Prescott admitted that the frustration wore on him, but he also was encouraged by messages from former Cowboys quarterbacks Troy Aikman and Roger Staubach.

"(Their message was) keep going," said Prescott, who completed 11 of 22 passes for 102 yards and two touchdowns. "Keep putting your head forward. That's the only thing really that you can do. The talk is going to be there, good or bad, so I am thankful for both those guys."

As critical as it was for the Cowboys to improve to 6-6, all they've done is give themselves a chance to remain optimistic about what could happen come January. They now enjoy a nine-day break before their next game, a road trip to face a New York Giants team (2-9) that has just benched starting quarterback Eli Manning. After that, the Cowboys will play Oakland (also on the road) and Seattle before meeting the Eagles in the season finale. They also will have Elliott back for those final two games.
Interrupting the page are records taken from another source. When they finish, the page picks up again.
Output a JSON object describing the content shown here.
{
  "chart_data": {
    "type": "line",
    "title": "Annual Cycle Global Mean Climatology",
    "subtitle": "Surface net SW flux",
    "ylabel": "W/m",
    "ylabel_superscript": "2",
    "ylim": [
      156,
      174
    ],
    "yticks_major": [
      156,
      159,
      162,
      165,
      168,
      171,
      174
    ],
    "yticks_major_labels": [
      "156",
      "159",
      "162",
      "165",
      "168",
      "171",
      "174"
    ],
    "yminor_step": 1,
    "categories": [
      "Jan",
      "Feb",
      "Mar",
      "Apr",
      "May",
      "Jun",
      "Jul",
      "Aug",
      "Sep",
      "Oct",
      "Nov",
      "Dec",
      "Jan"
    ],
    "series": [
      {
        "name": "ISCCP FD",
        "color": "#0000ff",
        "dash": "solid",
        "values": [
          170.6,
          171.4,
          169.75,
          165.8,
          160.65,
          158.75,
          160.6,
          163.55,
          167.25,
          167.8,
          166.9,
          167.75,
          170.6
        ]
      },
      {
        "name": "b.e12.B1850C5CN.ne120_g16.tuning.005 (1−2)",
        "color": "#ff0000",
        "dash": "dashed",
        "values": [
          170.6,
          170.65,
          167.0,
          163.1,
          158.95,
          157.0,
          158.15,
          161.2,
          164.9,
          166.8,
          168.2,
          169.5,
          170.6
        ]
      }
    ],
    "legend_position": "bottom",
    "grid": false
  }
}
There are a lot of things that still have to go right for Dallas to earn a playoff spot in the ultra-competitive NFC, where 10-6 might not be enough to secure a wild-card bid. At least the Cowboys have their heads back in the right place.
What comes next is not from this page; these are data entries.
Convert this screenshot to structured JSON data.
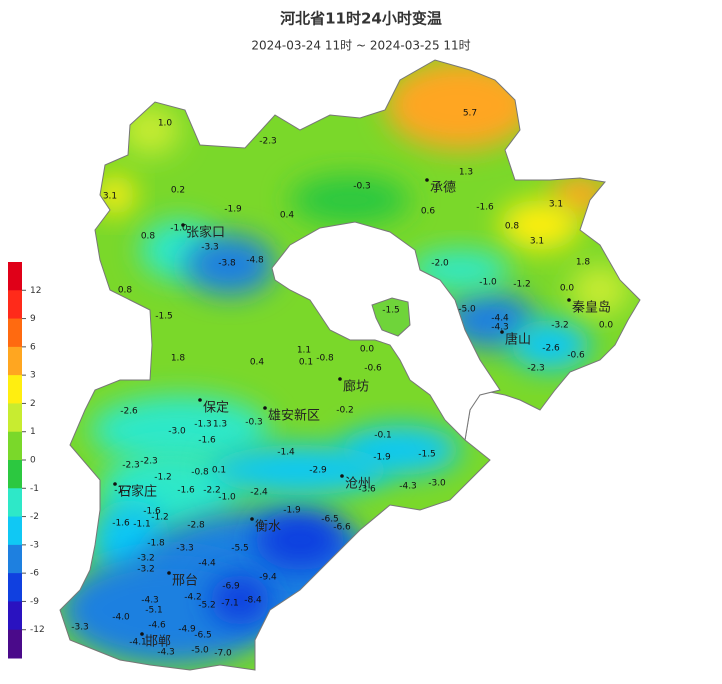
{
  "title": "河北省11时24小时变温",
  "subtitle": "2024-03-24 11时 ~ 2024-03-25 11时",
  "legend": {
    "ticks": [
      12,
      9,
      6,
      3,
      2,
      1,
      0,
      -1,
      -2,
      -3,
      -6,
      -9,
      -12
    ],
    "colors": [
      "#e00018",
      "#ff2a1a",
      "#ff6a10",
      "#ffa620",
      "#ffee10",
      "#c8ec30",
      "#7ad82a",
      "#2cc840",
      "#2ee8c8",
      "#10c8f4",
      "#1e80e0",
      "#1040e0",
      "#2a12c0",
      "#4a0a8a"
    ]
  },
  "cities": [
    "张家口",
    "承德",
    "秦皇岛",
    "唐山",
    "廊坊",
    "保定",
    "雄安新区",
    "沧州",
    "石家庄",
    "衡水",
    "邢台",
    "邯郸"
  ],
  "stations": {
    "values": [
      5.7,
      1.0,
      -2.3,
      1.3,
      -0.3,
      0.2,
      3.1,
      -1.6,
      3.1,
      -1.9,
      0.4,
      0.6,
      0.8,
      0.8,
      -1.0,
      3.1,
      -3.3,
      -3.8,
      -4.8,
      1.8,
      -2.0,
      -1.0,
      -1.2,
      0.0,
      0.8,
      -1.5,
      -5.0,
      -3.2,
      0.0,
      -1.5,
      -4.4,
      -4.3,
      -2.6,
      -0.6,
      -2.3,
      1.8,
      0.4,
      1.1,
      0.1,
      -0.8,
      0.0,
      -0.6,
      -2.6,
      -3.0,
      -1.3,
      1.3,
      -1.6,
      -0.3,
      -0.2,
      -0.1,
      -1.9,
      -1.5,
      -2.3,
      -2.3,
      -1.2,
      -0.8,
      0.1,
      -1.4,
      -2.9,
      -4.3,
      -3.0,
      -1.7,
      -1.6,
      -2.2,
      -1.0,
      -2.4,
      -3.6,
      -1.6,
      -1.2,
      -1.6,
      -1.1,
      -2.8,
      -1.9,
      -6.5,
      -6.6,
      -1.8,
      -3.3,
      -3.2,
      -3.2,
      -4.4,
      -5.5,
      -6.9,
      -9.4,
      -8.4,
      -4.3,
      -5.1,
      -4.2,
      -5.2,
      -7.1,
      -3.3,
      -4.0,
      -4.6,
      -4.9,
      -6.5,
      -4.1,
      -4.3,
      -5.0,
      -7.0
    ],
    "value_labels": [
      "5.7",
      "1.0",
      "-2.3",
      "1.3",
      "-0.3",
      "0.2",
      "3.1",
      "-1.6",
      "3.1",
      "-1.9",
      "0.4",
      "0.6",
      "0.8",
      "0.8",
      "-1.0",
      "3.1",
      "-3.3",
      "-3.8",
      "-4.8",
      "1.8",
      "-2.0",
      "-1.0",
      "-1.2",
      "0.0",
      "0.8",
      "-1.5",
      "-5.0",
      "-3.2",
      "0.0",
      "-1.5",
      "-4.4",
      "-4.3",
      "-2.6",
      "-0.6",
      "-2.3",
      "1.8",
      "0.4",
      "1.1",
      "0.1",
      "-0.8",
      "0.0",
      "-0.6",
      "-2.6",
      "-3.0",
      "-1.3",
      "1.3",
      "-1.6",
      "-0.3",
      "-0.2",
      "-0.1",
      "-1.9",
      "-1.5",
      "-2.3",
      "-2.3",
      "-1.2",
      "-0.8",
      "0.1",
      "-1.4",
      "-2.9",
      "-4.3",
      "-3.0",
      "-1.7",
      "-1.6",
      "-2.2",
      "-1.0",
      "-2.4",
      "-3.6",
      "-1.6",
      "-1.2",
      "-1.6",
      "-1.1",
      "-2.8",
      "-1.9",
      "-6.5",
      "-6.6",
      "-1.8",
      "-3.3",
      "-3.2",
      "-3.2",
      "-4.4",
      "-5.5",
      "-6.9",
      "-9.4",
      "-8.4",
      "-4.3",
      "-5.1",
      "-4.2",
      "-5.2",
      "-7.1",
      "-3.3",
      "-4.0",
      "-4.6",
      "-4.9",
      "-6.5",
      "-4.1",
      "-4.3",
      "-5.0",
      "-7.0"
    ]
  }
}
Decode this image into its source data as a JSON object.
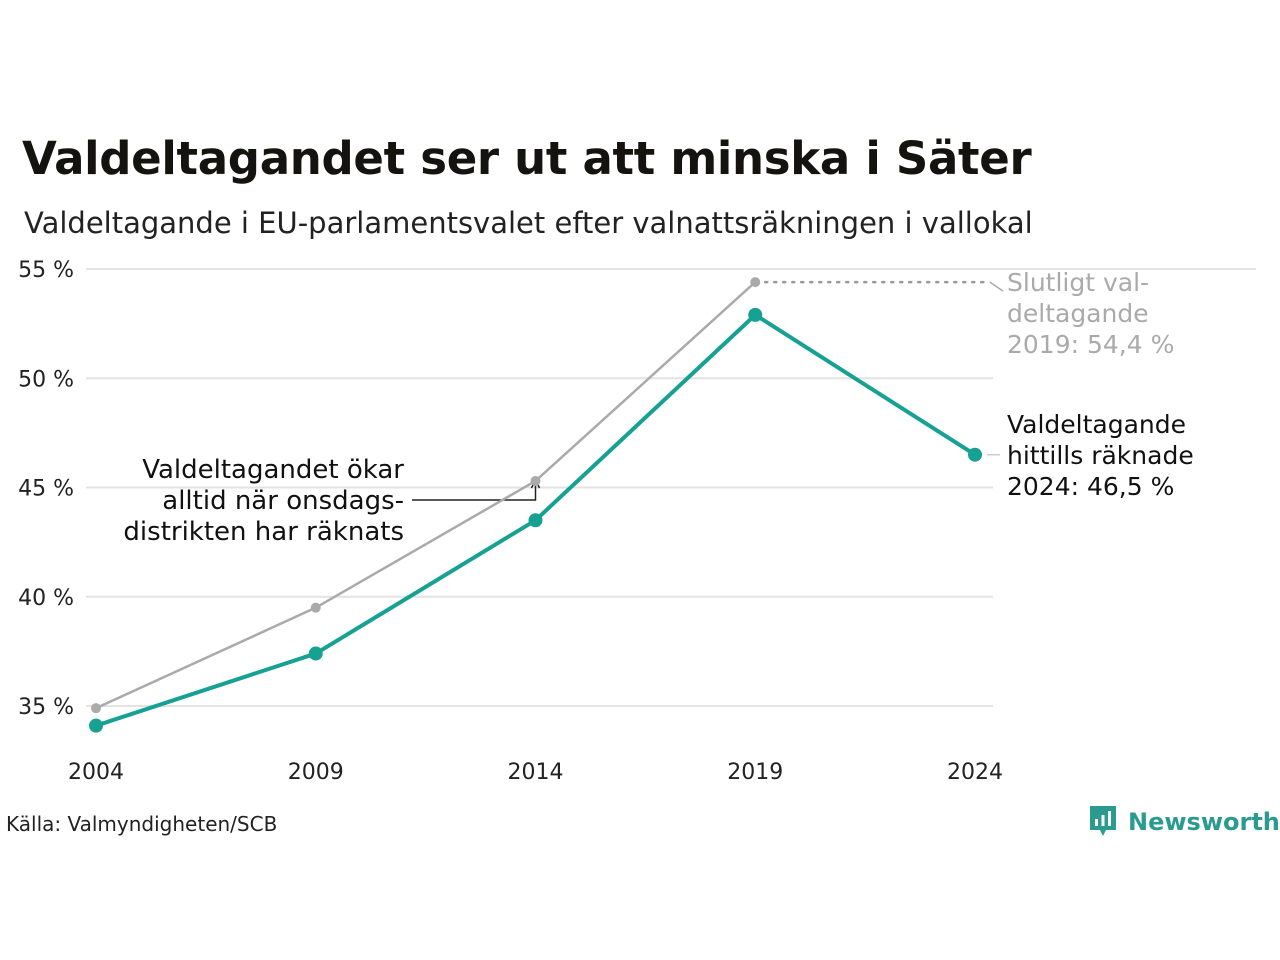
{
  "header": {
    "title": "Valdeltagandet ser ut att minska i Säter",
    "subtitle": "Valdeltagande i EU-parlamentsvalet efter valnattsräkningen i vallokal"
  },
  "chart_data": {
    "type": "line",
    "x": [
      2004,
      2009,
      2014,
      2019,
      2024
    ],
    "x_tick_labels": [
      "2004",
      "2009",
      "2014",
      "2019",
      "2024"
    ],
    "y_ticks": [
      35,
      40,
      45,
      50,
      55
    ],
    "y_tick_labels": [
      "35 %",
      "40 %",
      "45 %",
      "50 %",
      "55 %"
    ],
    "ylim": [
      33,
      55
    ],
    "grid": true,
    "series": [
      {
        "key": "final",
        "color": "#aaaaaa",
        "values": [
          34.9,
          39.5,
          45.3,
          54.4,
          null
        ]
      },
      {
        "key": "counted",
        "color": "#16a193",
        "values": [
          34.1,
          37.4,
          43.5,
          52.9,
          46.5
        ]
      }
    ],
    "annotations": {
      "final_2019": [
        "Slutligt val-",
        "deltagande",
        "2019: 54,4 %"
      ],
      "counted_2024": [
        "Valdeltagande",
        "hittills räknade",
        "2024: 46,5 %"
      ],
      "wednesday": [
        "Valdeltagandet ökar",
        "alltid när onsdags-",
        "distrikten har räknats"
      ]
    }
  },
  "footer": {
    "source": "Källa: Valmyndigheten/SCB",
    "brand": "Newsworthy",
    "brand_icon": "newsworthy-logo-icon",
    "brand_color": "#2a9b8e"
  }
}
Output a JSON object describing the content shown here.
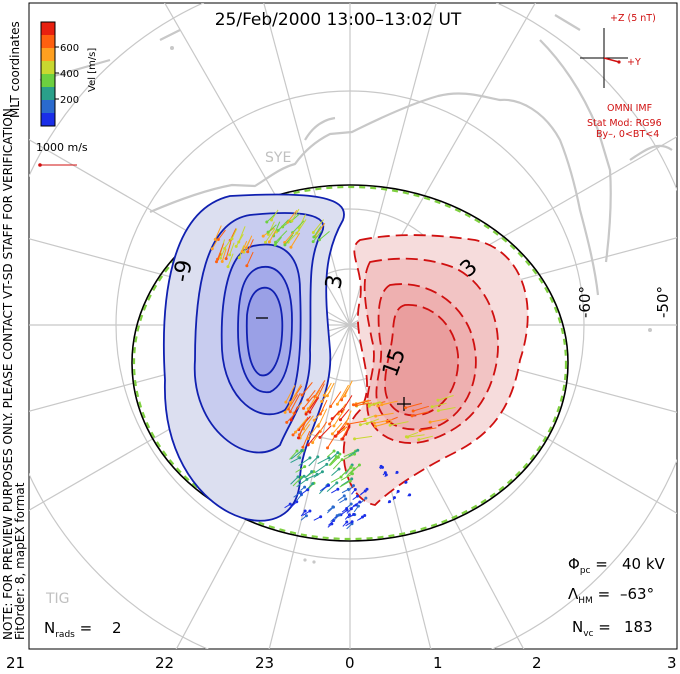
{
  "title": "25/Feb/2000 13:00–13:02 UT",
  "side_note": "NOTE: FOR PREVIEW PURPOSES ONLY. PLEASE CONTACT VT-SD STAFF FOR VERIFICATION.",
  "fit_note": "FitOrder: 8, mapEX format",
  "coords_label": "MLT coordinates",
  "colorbar": {
    "label": "Vel [m/s]",
    "ticks": [
      "200",
      "400",
      "600"
    ],
    "colors": [
      "#1a2ee8",
      "#2a6acd",
      "#2aa08a",
      "#6cd040",
      "#c8d830",
      "#ffa020",
      "#ff6010",
      "#e82010"
    ]
  },
  "scale_vector": "1000 m/s",
  "station": "SYE",
  "station2": "TIG",
  "imf": {
    "z_label": "+Z (5 nT)",
    "y_label": "+Y",
    "source": "OMNI IMF",
    "model": "Stat Mod: RG96",
    "condition": "By–, 0<BT<4"
  },
  "contour_labels": [
    "-9",
    "3",
    "3",
    "15"
  ],
  "lat_labels": [
    "-60°",
    "-50°"
  ],
  "stats": {
    "phi_pc": "40 kV",
    "lambda_hm": "–63°",
    "n_vc": "183",
    "n_rads": "2"
  },
  "mlt_ticks": [
    "21",
    "22",
    "23",
    "0",
    "1",
    "2",
    "3"
  ],
  "colors": {
    "negative_cell": "#1020b0",
    "positive_cell": "#d01010",
    "grid": "#c8c8c8",
    "land": "#c8c8c8"
  }
}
"We saw before our eyes how to keep a team together," Cowboys owner Jerry Jones said. "I don't recommend it for anybody, but you have to walk out there and have that adversity and be shooting blanks. And do it about four times with turnovers. That's the kind of thing that gets you down. But that's why I compliment Dak and the way the defense has continued to make plays. That's the kind of stuff that turns a team around."

That much was evident from the way Dallas played Thursday. This was a game between two teams that found themselves in a similar dilemma, trying desperately to avoid a loss that would cripple their playoff hopes. One team left with their season in serious doubt. The other walked away feeling like it had been resurrected, with plenty of time left to accomplish even bigger things before this year ends.